Why It’s Important

Good credit is necessary if you plan to use credit to make a major purchase, such as a car or a home, or want to be able to take advantage of the convenience credit can provide. The importance of good credit also extends beyond purchases, in that it may be used by potential employers and landlords as part of the selection process.  Experian (one of the three national credit reporting companies)

Most people understand that good credit is important but often they do not know how lenders determine their credit rating or how to protect their credit. This article is the first of two addressing these two important issues:

  1. How is your credit rating determined and how can you secure a good credit rating? (this article)

  2. How can you protect your credit and your identity from mistakes, fraudulent use and theft? (click here to view)

How is Your Credit Rating Determined?

The Federal Trade Commission (FTC) offers a free 12 page document How Credit Scores Affect the Price of Credit and Insurance that explains the credit reporting and scoring process, and how you can maintain a good rating. That will give you a good understanding of credit reporting and the key factors that go into the process.

Here are some of the important points from the document:

What is credit scoring?
Credit scoring is a system creditors use to help determine whether to give you credit. It also may be used to help decide the terms you are offered or the rate you will pay for the loan.

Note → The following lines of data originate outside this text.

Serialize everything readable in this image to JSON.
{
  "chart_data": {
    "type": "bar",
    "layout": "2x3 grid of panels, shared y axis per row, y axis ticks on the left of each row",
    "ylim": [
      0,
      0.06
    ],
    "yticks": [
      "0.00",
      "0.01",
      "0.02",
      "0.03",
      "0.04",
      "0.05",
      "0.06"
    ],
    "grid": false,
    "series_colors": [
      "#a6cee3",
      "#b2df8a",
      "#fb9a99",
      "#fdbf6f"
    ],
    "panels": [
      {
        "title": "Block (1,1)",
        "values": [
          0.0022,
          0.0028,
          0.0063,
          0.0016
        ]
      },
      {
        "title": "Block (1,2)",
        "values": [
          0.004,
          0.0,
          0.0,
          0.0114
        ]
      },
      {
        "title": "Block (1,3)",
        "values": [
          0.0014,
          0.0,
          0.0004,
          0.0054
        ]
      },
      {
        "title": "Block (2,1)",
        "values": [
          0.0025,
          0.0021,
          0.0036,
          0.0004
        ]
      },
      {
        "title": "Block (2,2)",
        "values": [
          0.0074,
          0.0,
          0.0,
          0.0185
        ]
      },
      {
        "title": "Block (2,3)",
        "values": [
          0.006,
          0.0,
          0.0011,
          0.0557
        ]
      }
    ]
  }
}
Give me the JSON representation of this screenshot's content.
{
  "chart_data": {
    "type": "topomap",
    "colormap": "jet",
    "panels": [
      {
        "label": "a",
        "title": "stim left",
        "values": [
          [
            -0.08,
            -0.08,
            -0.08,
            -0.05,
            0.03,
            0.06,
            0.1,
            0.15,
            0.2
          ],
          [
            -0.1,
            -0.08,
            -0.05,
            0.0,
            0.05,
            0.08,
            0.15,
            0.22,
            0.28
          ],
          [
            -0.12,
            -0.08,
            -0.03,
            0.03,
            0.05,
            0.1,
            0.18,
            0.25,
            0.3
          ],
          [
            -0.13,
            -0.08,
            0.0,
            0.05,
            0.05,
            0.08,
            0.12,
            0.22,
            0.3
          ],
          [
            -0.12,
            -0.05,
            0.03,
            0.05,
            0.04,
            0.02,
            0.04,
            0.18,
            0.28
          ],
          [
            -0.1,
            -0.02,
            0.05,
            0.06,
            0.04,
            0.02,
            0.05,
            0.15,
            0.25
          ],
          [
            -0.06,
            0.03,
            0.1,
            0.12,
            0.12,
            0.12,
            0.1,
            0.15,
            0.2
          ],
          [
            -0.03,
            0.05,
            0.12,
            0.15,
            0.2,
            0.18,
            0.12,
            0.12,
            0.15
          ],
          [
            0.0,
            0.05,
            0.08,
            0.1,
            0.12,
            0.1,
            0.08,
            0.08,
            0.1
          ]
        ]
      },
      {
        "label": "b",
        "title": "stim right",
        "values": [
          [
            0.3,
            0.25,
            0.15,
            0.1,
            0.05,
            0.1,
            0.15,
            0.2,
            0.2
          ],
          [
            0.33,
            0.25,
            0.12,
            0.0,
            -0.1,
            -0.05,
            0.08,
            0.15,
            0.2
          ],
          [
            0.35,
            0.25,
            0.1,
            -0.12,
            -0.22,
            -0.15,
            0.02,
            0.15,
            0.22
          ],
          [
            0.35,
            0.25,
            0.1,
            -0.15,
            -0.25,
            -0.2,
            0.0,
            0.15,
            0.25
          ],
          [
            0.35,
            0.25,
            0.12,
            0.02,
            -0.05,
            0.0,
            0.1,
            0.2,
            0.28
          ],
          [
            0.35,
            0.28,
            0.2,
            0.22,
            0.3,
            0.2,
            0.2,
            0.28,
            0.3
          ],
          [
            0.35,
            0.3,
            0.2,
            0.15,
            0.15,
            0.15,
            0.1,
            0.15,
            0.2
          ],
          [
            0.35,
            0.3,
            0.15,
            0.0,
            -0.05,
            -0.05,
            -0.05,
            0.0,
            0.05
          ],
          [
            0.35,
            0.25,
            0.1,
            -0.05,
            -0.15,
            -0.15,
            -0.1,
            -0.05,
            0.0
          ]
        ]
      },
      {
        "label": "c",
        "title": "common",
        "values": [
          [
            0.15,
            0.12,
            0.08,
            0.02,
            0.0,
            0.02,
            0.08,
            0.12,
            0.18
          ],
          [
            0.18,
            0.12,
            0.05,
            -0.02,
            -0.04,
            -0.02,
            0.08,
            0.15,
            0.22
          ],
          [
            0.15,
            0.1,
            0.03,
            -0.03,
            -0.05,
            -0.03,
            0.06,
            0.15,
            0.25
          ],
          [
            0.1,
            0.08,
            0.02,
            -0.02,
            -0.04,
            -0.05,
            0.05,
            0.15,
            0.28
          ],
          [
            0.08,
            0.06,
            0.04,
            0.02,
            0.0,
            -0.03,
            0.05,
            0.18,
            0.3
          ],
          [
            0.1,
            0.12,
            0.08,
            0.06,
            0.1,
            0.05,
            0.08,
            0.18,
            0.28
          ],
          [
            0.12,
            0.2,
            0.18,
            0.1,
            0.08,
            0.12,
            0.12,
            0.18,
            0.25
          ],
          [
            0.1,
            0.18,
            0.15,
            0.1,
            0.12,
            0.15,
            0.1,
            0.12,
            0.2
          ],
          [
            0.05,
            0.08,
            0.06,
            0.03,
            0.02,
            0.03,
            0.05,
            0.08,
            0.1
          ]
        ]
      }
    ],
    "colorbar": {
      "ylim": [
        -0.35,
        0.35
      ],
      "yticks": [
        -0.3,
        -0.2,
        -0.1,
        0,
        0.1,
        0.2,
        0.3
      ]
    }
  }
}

Information about you and your credit experiences, like your bill-paying history, the number and type of accounts you have, whether you pay your bills by the date they’re due, collection actions, outstanding debt, and the age of your accounts, is collected from your credit report. Using a statistical program, creditors compare this information to the loan repayment history of consumers with similar profiles. Using a statistical program, creditors compare this information to the loan repayment history of consumers with similar profiles. For example, a credit scoring system awards points for each factor that helps predict who is most likely to repay a debt. A total number of points — a credit score — helps predict how creditworthy you are: how likely it is that you will repay a loan and make the payments when they’re due.

Some insurance companies also use credit report information, along with other factors, to help predict your likelihood of filing an insurance claim and the amount of the claim.

Credit scores and credit reports
Your credit report is a key part of many credit scoring systems. That’s why it is critical to make sure your credit report is accurate. Federal law gives you the right to get a free copy of your credit reports from each of the three national credit reporting companies once every 12 months. The Fair Credit Reporting Act (FCRA) also gives you the right to get your credit score from the national credit reporting companies. They are allowed to charge a reasonable fee for the score. When you buy your score, you often get information on how you can improve it.

To order your free annual credit report from one or all of the national credit reporting companies, and to purchase your credit score, visit http://www.annualcreditreport.com, call toll-free 877-322-8228, or complete the Annual Credit Report Request Form and mail it to:

Annual Credit Report Request Service
P. O. Box 105281
Atlanta, GA 30348-5281
For more information, see Free Credit Reports at consumer.ftc.gov.

What can you do to improve your score?
Credit scoring systems are complex and vary among creditors or insurance companies and for different types of credit or insurance. If one factor changes, your score may change — but improvement generally depends on how that factor relates to others the system considers. Only the business using the system knows what might improve your score under the particular model they use to evaluate your application.
Nevertheless, scoring models usually consider the following types of information in your credit report to help compute your credit score:

  • Have you paid your bills on time?
  • Are you maxed out?
  • How long have you had credit?
  • Have you applied for new credit lately?
  • How many credit accounts do you have and what kinds of accounts are they?

Scoring models may be based on more than the information in your credit report. When you are applying for a mortgage loan, for example, the system may consider the amount of your down payment, your total debt, and your income, among other things.

Be Smart – Be Pro-Active about your credit:
Do three things:

  1. Download and read the FTC document How Credit Scores Affect the Price of Credit and Insurance. It’s only 12 pages!
  2. Obtain a free credit report: http://www.annualcreditreport.com
  3. Continue to monitor your credit and regularly obtain free credit reports.